Estaba la madre. À perdre la raison transcurre en Bélgica, donde la tasa de inmigración ilegal marroquí no es tan alta como la de España, pero tiene una entidad relevante para la película. El enfoque occidental acerca del lugar de la mujer en aquella cultura es terrible, y podríamos decir que con cierta razón. Sin embargo, Lafosse propone un cambio de perspectiva sobrecogedor. Es muy difícil encarar un texto sobre esta película sin develar situaciones o desenlaces que deberían ser sorpresivos, aunque su título y el hecho de estar inspirada, prácticamente al pie de la letra, en la historia real de Genevieve Lhermitte –detalle que no se menciona al inicio de la película- pueden anticipar bastante sobre su trama y final.
El funesto resultado de la historia puede ser previsto desde el comienzo. Una mujer internada en un hospital llora desconsoladamente mientras le insiste a una enfermera que hay que enterrar a sus hijos en Marruecos y darle aviso al padre. El siguiente plano nos muestra a un hombre mayor que, en la sala de espera, recibe a otro más joven para darle la noticia. Lo adivinamos por los gestos, dado que las palabras no llegan a escucharse. Las imágenes se cubren por una versión del Stabat Mater que cala hondo en el pecho ya acongojado por la presentación de los hechos. El resto de la película es un gran flashback. A la tristeza del comienzo le sigue la detallada narración del incipiente amor de la pareja, Murielle y Mounir (Émilie Dequenne y Tahar Rahim), relato que nos será imposible ver sin cubrirlo con el manto de la tragedia ya marcada en nosotros y presente por la utilización del himno gregoriano que nos devuelve a las lágrimas preliminares de Murielle.
Lo que debiera ser la crónica de una relación de dos, se transforma en la de un triángulo, completado por la presencia del Dr. André Pinget (Niels Arestrup), médico belga que le garantizó a Mounir, originalmente marroquí, la doble nacionalidad, “adoptándolo” y asegurándole un trabajo en el país. Luego tomaremos conocimiento de que también aceptó casarse con su hermana, Fátima (Mounia Raoui), con el mismo fin. Pero el espíritu altruista que Pinget presenta hacia la pareja protagonista, a quienes les ofrece compartir el techo y ayudarlos económicamente, se convierte en un ejercicio de poder que combina lo peor del dominio patriarcal y del matriarcado despótico. En medio de una discusión, el hermano de Mounir, aún ilegal y a la espera de una mujer que quiera casarse con él a cambio de dinero, insinúa un vínculo homosexual entre el doctor y su protegido. Ciertos ademanes y atenciones que Pinget tiene con el protagonista refuerzan la idea. De esta forma se delinea un triángulo afectivo en el que Murielle estará de más. La progresiva y perspicaz coacción del médico es la de la araña tejiendo pausadamente la tela en la que cautivará a sus presas. La llegada de los hijos facilita la faena.
La cámara, por lo general, no observa directamente, sino que lo hace desde detrás de los marcos de las puertas, o desde otros espacios distantes, como un testigo temeroso o un convidado de piedra de las situaciones que se van produciendo y distorsionan el afable retrato familiar. Así como la película se toma su tiempo para introducirnos en los primeros tiempos de la relación, el nacimiento de los cinco hijos resulta abrumadoramente condensado a partir de la segunda mitad. La belleza risueña y la integridad psíquica de Murielle van ajándose de manera apabullante, aturdida por las extenuantes obligaciones domésticas y familiares que la conducen a una depresión profunda. La personalidad de Mounir también se ve alterada por las circunstancias, y de a poco se convierte en el típico macho que delega en su esposa todas las responsabilidades hogareñas sin prestar atención a las señales del peligro de derrumbe que los rodean.

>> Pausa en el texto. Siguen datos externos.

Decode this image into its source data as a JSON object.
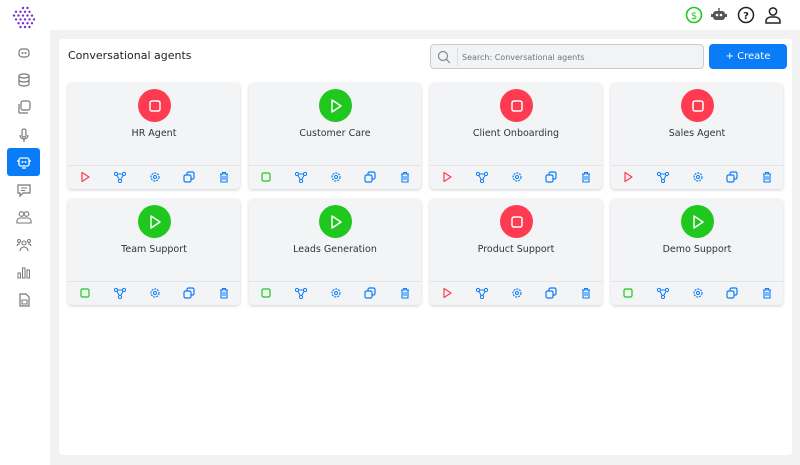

Las líneas que dividen los paradigmas de la mujer en una y otra cultura se van difuminando, y Marruecos, con todas sus problemáticas y controvertibles costumbres, cristaliza como el espejismo de una posible emancipación para Murielle y sus pequeños hijos. La decisión de usar como constante musical un himno católico que refiere al sufrimiento de María ante la crucifixión de Cristo, su hijo, sobre el relato de una mujer que anhela armonizar su núcleo familiar en una cultura predominantemente islámica, es de una dimensión irónica inclemente. Bajo el ala de Pinget no hay forma de escape factible, y el final, que ya venimos (des)esperando desde el inicio, toma la forma menos deseada. Lo que termina ocurriendo se acerca más al terror que al drama en términos de efecto sobre el espectador. La impresión que nos deja es la del shock ante un hecho difícil de digerir y comprender, pero lo más atroz es la decisión de Lafosse de reservarnos el episodio hasta los últimos cuatro o cinco minutos de película, sin un clímax que nos permita elaborar lo (no) visto.